Artigo Acesso aberto Revisado por pares

Impact of vaccination on the association of COVID-19 with cardiovascular diseases: An OpenSAFELY cohort study

2024; Nature Portfolio; Volume: 15; Issue: 1 Linguagem: Inglês

10.1038/s41467-024-46497-0

ISSN

2041-1723

Autores

Geneviève Cézard, Rachel Denholm, Rosemary Knight, Yinghui Wei, Lucy Teece, Renin Toms, Harriet Forbes, Alex J Walker, Louis Fisher, Jon Massey, Lisa Hopcroft, Elsie Horne, Kurt Taylor, Tom Palmer, Marwa Al Arab, Jose Ignacio Cuitun Coronado, Samantha Ip, Simon Davy, Iain Dillingham, Seb Bacon, Amir Mehrkar, Caroline E Morton, Felix Greaves, Catherine Hyams, George Davey Smith, John Macleod, Nish Chaturvedi, Ben Goldacre, William Whiteley, Angela Wood, Jonathan A C Sterne, Venexia Walker,

Tópico(s)

Influenza Virus Research Studies

Resumo

Abstract Infection with SARS-CoV-2 is associated with an increased risk of arterial and venous thrombotic events, but the implications of vaccination for this increased risk are uncertain. With the approval of NHS England, we quantified associations between COVID-19 diagnosis and cardiovascular diseases in different vaccination and variant eras using linked electronic health records for ~40% of the English population. We defined a ‘pre-vaccination’ cohort (18,210,937 people) in the wild-type/Alpha variant eras (January 2020-June 2021), and ‘vaccinated’ and ‘unvaccinated’ cohorts (13,572,399 and 3,161,485 people respectively) in the Delta variant era (June-December 2021).
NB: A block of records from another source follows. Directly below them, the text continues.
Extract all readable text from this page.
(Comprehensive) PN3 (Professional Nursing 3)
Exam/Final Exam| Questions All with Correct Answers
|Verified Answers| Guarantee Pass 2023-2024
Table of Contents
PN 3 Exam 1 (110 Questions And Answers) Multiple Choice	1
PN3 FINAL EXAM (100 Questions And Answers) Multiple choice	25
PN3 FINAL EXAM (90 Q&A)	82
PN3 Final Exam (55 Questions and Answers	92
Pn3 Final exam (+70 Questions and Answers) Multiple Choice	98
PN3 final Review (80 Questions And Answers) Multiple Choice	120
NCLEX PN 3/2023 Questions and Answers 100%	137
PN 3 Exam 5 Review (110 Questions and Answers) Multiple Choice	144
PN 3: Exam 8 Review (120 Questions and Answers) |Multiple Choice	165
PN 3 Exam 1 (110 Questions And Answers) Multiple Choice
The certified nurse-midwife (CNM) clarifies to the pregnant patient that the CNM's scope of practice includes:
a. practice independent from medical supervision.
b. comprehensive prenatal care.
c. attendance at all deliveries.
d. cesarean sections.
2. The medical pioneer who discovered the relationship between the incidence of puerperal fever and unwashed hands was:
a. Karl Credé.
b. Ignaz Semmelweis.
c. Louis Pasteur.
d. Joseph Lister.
We showed that the incidence of each arterial thrombotic, venous thrombotic and other cardiovascular outcomes was substantially elevated during weeks 1-4 after COVID-19, compared with before or without COVID-19, but less markedly elevated in time periods beyond week 4. Hazard ratios were higher after hospitalised than non-hospitalised COVID-19 and higher in the pre-vaccination and unvaccinated cohorts than the vaccinated cohort. COVID-19 vaccination reduces the risk of cardiovascular events after COVID-19 infection. People who had COVID-19 before or without being vaccinated are at higher risk of cardiovascular events for at least two years.